利用者部門が「基幹システムは使いにくい

■利用者部門が「基幹システムは使いにくい、もっとこういうふうに情報が見られないか」と情報システム部門にこぼしたとき、「では検索画面を改善しましょう」と対応することが情シ部門として誠実な対応だと勘違いしていないか。長年会社員をやっていて問題解決型の行動パターンが染みついていると、目の前にぶらさげられた問題にどうしても飛びついてしまう。与えられた問題を一生懸命にこなすことが評価された時代はそれでもよかったが、多くの問題が構造的な問題となってしまっている今、「本当にそれが問題なんですか?」と問い返すだけの思考力が必要だ。問題は所与のものではなく、自分で見つけ出すものなのである。「どうしてそういう風に情報が見られると便利なんですか?」と一歩踏み込んで質問すべきなのだ。そうすれば、実は基幹システムにもともと存在しない情報や、基幹システムに入力する性質ではない情報こそ、その利用者部門にとって重要であったりする。
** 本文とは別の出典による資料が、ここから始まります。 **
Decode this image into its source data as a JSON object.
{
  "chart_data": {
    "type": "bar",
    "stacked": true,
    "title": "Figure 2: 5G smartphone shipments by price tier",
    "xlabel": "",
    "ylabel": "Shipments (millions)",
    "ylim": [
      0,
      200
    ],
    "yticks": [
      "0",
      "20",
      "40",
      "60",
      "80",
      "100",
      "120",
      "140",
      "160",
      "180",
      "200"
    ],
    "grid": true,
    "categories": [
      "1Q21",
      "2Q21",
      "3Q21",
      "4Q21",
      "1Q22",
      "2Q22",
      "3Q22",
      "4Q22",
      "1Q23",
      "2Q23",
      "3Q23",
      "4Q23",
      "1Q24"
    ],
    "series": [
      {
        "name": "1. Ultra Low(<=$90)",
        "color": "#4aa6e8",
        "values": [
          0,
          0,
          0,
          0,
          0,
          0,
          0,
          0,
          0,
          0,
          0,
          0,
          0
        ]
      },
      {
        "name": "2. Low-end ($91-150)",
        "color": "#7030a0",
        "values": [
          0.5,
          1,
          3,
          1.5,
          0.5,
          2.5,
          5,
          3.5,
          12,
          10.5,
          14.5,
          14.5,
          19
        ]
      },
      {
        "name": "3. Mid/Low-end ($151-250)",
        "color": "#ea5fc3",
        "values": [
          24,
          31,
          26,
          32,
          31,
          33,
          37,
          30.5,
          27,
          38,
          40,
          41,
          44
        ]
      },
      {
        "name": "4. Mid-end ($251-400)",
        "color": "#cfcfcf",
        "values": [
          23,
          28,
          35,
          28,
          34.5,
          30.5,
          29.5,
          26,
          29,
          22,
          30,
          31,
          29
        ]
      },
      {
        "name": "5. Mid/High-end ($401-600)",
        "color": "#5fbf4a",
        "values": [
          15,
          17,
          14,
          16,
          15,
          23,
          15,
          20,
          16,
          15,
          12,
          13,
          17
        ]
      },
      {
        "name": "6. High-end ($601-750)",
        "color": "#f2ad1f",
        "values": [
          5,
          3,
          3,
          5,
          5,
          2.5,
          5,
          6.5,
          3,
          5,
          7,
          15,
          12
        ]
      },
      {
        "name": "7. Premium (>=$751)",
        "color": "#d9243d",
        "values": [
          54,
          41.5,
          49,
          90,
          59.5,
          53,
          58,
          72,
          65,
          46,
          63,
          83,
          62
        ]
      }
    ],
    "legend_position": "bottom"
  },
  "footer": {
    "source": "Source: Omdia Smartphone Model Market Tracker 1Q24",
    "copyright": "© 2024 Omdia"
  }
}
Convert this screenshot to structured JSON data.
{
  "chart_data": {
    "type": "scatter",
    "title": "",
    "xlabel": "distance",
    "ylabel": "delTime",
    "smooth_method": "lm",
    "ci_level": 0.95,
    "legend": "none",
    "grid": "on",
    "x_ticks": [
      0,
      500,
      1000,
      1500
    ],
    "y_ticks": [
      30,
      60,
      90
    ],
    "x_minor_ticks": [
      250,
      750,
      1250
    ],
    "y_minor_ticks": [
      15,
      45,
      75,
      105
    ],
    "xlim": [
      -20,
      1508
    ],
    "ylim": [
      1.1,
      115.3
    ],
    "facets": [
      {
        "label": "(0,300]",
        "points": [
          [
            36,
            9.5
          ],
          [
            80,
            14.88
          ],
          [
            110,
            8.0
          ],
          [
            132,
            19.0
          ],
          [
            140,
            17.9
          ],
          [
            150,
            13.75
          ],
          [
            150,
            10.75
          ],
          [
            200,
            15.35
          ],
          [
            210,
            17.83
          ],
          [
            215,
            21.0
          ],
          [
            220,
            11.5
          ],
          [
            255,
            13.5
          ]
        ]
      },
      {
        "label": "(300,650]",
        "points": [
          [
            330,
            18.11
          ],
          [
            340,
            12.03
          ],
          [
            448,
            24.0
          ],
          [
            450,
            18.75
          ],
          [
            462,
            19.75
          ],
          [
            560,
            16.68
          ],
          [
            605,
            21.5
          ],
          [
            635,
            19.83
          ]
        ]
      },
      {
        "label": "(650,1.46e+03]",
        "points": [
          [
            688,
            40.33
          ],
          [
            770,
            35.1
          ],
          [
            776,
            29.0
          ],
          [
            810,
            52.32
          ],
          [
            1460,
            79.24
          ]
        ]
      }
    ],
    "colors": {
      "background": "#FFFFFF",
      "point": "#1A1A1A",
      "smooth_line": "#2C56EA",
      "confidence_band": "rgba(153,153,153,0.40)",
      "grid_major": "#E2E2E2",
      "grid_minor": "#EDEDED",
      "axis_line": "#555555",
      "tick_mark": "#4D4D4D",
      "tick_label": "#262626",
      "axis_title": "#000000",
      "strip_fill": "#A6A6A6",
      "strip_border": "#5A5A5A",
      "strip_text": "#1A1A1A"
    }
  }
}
その場合、本当の問題点は「基幹システムが使いにくい」という技術的レベルにはなく、「部門間の情報流が阻害されている」というもっと根本的なレベルにある。例えばグループウェアを使って他部署の業務プロセスをある程度透明化するしくみこそが求められているのかもしれない。他にも、新しい情報システムの費用対効果を現場に納得してもらえないのは、説明が悪いからだと思いこむ例もある。誠意をもって一生懸命説明した結果何とか導入に成功すると、たいていの会社員は「やっぱり誠意が大事なんだ」と、とんでもない誤解をする。しかし本当の問題は現場と情シス部門に、お互い話を聞き合う基本的な信頼関係が事前に成立していなかったことである。時間をかけたことで偶然その信頼関係が生まれたのかもしれないが、そもそも信頼関係を作るための日頃からの十分な情報開示や利用者部門とのコミュニケーションが行われていたか、それが本当の問題点なのだ。真の問題点に気づけない「問題解決型」会社員は結局「火消し」的な仕事しかできない。「ほんとうにそれが問題なのか?」と疑うこと、やはりここでも「疑う」ということが重要なのだ。